10 Eylül 2015 Perşembe

Enver Paşa ve Sarıkamış

                 Her halde, daha önceki yazılarda da anlatmaya çalıştığım gibi, büyük adam ve bir milli kahraman olabilmek için, insanın ülkesini çok sevmesi ve çok çalışması yeterli değildir. Bunun da en büyük kanıtı, vücut bulmuş hali, herhalde Enver Paşa'dır. 
                  Üstelik Paşa'nın kariyeri oldukça çalkantılı başlamıştı. Henüz binbaşı iken, Kurmay Albay Nazım Bey'i öldürme girişiminde rol aldı. Divan-ı Harbe çıkmadan önce dağlara çıkarak İttihat ve Terakki içerisinde çalışmaya devam etti. Bu dönemde yaptığı işler nedeniyle “Hürriyet kahramanı” diye anılmış ve cemiyet içindeki askeri kanadın en önemli isimlerinden biri olmuştur. 
                 Çok daha sonraları Trablusgarp'ta da önemli başarılar elde etmiş fakat daha sonra Balkan Harbi'nin patlaması nedeniyle Mustafa Kemal ve diğer subaylarla yurda geri dönmüştür. İkinci Balkan Harbi'nde Bulgar ordusunun başka cephelerde olmasından yararlanıp Edirne'yi ele geçirmiş ve generalliğe yükseltilmiştir. Harbiye Nazırı olması ve padişahın kızı ile evlenmesi de zirveye yerleşmesine ve etkinliğini iyice arttırmasına yardımcı olmuştur. Bu süreçteki görev ve rütbe alımları zaten her yerde olan bilgiler olduğundan çok uzatmak istemiyorum. 
                   Sonuçta Enver Paşa ve İttihatçılar, devlet içinde devletten yani padişahın kendisinden daha etkin konuma gelmiştir. Sonuçta Birinci Dünya Savaşı başlar ve iş Sarıkamış Cephesi'nin açılmasına kadar gelir. Aslında bu bir taarruz savaşı olacaktır. Enver, bu şekilde Kafkas petrollerine ulaşacağını, hatta Orta Asya'da Türklerin ayaklanarak Rusya'ya baş kaldıracağını düşünmektedir. 

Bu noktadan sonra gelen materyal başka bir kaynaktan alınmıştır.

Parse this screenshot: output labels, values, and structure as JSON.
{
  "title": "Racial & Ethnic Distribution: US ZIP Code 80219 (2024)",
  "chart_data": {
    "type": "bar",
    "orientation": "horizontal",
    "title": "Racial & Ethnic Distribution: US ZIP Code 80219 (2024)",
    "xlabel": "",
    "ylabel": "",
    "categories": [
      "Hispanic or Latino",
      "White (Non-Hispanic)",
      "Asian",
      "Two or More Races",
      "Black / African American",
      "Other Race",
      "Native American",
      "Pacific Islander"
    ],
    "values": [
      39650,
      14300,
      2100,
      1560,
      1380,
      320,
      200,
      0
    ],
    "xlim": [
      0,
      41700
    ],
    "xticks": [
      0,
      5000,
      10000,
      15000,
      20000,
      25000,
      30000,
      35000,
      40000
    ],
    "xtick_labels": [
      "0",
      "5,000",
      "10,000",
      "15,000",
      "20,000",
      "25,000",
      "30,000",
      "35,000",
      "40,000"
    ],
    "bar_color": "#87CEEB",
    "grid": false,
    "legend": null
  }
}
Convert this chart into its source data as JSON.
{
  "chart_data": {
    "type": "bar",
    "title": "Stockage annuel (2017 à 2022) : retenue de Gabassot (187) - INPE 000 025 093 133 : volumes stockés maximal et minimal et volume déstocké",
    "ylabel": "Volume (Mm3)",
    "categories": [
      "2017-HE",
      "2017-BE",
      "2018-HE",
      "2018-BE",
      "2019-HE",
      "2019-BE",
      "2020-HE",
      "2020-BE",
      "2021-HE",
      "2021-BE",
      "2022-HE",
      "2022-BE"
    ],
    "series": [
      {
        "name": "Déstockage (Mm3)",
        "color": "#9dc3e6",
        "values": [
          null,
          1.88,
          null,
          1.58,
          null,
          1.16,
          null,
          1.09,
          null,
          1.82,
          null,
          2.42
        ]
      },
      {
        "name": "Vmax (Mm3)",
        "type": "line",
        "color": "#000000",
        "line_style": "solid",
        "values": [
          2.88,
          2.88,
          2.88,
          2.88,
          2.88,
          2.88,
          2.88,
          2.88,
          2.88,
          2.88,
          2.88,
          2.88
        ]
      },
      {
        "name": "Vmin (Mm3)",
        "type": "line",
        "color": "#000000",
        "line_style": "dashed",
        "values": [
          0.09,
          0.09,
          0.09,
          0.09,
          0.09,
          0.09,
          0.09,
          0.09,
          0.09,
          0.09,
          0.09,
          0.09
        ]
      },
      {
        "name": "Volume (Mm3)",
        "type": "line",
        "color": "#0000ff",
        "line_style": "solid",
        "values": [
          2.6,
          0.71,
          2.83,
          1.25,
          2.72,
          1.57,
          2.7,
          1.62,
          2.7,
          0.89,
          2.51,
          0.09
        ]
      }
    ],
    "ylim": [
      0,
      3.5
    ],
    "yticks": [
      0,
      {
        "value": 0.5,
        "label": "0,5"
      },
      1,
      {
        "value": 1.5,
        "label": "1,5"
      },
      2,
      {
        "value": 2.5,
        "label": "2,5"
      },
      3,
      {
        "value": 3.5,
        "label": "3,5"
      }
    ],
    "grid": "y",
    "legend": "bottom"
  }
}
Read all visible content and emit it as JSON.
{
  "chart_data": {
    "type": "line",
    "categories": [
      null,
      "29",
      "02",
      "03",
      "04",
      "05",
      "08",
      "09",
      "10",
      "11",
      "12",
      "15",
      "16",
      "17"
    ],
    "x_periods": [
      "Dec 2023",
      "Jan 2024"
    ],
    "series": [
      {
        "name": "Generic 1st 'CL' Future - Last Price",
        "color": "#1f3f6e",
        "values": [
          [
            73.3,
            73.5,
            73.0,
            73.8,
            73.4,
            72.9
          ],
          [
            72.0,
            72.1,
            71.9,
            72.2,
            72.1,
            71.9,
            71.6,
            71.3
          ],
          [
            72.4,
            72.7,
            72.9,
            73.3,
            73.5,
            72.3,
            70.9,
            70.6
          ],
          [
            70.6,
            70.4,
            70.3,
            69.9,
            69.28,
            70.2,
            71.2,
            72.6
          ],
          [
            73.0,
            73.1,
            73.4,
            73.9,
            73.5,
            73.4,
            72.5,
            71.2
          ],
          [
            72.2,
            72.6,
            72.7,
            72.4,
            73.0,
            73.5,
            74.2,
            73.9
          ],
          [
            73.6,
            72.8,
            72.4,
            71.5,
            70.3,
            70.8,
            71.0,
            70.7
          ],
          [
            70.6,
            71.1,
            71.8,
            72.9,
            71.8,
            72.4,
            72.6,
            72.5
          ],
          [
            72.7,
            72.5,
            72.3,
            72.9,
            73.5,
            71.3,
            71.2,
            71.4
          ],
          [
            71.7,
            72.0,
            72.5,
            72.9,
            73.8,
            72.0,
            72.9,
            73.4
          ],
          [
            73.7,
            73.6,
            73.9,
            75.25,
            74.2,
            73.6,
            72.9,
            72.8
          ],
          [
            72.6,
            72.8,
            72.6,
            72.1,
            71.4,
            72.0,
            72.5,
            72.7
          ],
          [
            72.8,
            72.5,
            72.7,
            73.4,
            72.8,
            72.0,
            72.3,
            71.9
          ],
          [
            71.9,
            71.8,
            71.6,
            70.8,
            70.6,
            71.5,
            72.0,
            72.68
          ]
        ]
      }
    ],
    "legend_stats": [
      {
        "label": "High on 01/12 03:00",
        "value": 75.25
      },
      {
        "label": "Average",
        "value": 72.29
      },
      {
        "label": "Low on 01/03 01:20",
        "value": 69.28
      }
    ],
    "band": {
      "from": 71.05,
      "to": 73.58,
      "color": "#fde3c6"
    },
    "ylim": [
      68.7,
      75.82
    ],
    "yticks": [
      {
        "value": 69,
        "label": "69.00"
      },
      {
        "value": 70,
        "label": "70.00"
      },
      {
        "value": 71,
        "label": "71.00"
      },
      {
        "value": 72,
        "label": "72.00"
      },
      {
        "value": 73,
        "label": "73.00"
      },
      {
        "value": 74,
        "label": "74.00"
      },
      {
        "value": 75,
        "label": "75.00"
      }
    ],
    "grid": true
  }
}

                    Harekat gücü olarak aslında, seksen binin biraz üzerindedir düzenli asker sayısı. Birliklerin geri kalanı ikmal birimleri ve yardımcı kuvvetlerdir. Bu kuvvetlerinin donanımının ve erzak ikmalinin yetersiz olduğu hep söylenen ve bilinen gerçekler. Fakat hiç ikmal gönderilmemiş, kaderlerine terk edilmiş değiller. Aslında Mithatpaşa, Bezmialem ve Brahmier adlı gemilerle erzak ve giyecek takviyesi Karadeniz üzerinden yollanıyor, fakat o sırada Karadeniz şehirlerini (başta kömür nedeniyle Zonguldak) bombalamak amacıyla yola çıkan bir Rus filosu yolda bu gemilere rastlayıp onları batırmıştır.  
                  İşte Rusların bu donanma üstünlüğü nedeniyle erzağın iyice azalması sonucu Enver Paşa bir an önce sonuca gitmek istemiş ve saldırıya geçmiştir. Yani zamanı ve şartları doğru değerlendirememiştir. İşte büyük adam, milli kahraman ve büyük komutan dediğimiz kimse kendisini zaten tam da böyle anlarda gösterir. Ki Vikingler'den Eski Yunan'a kadar bu durumu özetleyen bir atasözü hemen her millette vardır.. “ Sadece aptallar kaybedecekleri bir savaşı başlatır." 
                 Üstelik Enver Paşa'ya sorulduğunda Balkanlardan Türkistan'a kadar uzanan büyük bir devlet için yine olsa, yine aynı savaşa gireceğini söylemiştir. İşte bu hayalci adamın maceralarının Anadolu insanını götürdüğü yer de Sarıkamış olmuştur. Kendisi de daha sonra yine Orta Asya'da Rusya'ya karşı bir ayaklanma peşinde koşarken, giriştiği hücum sırasında vurularak ölmüştür.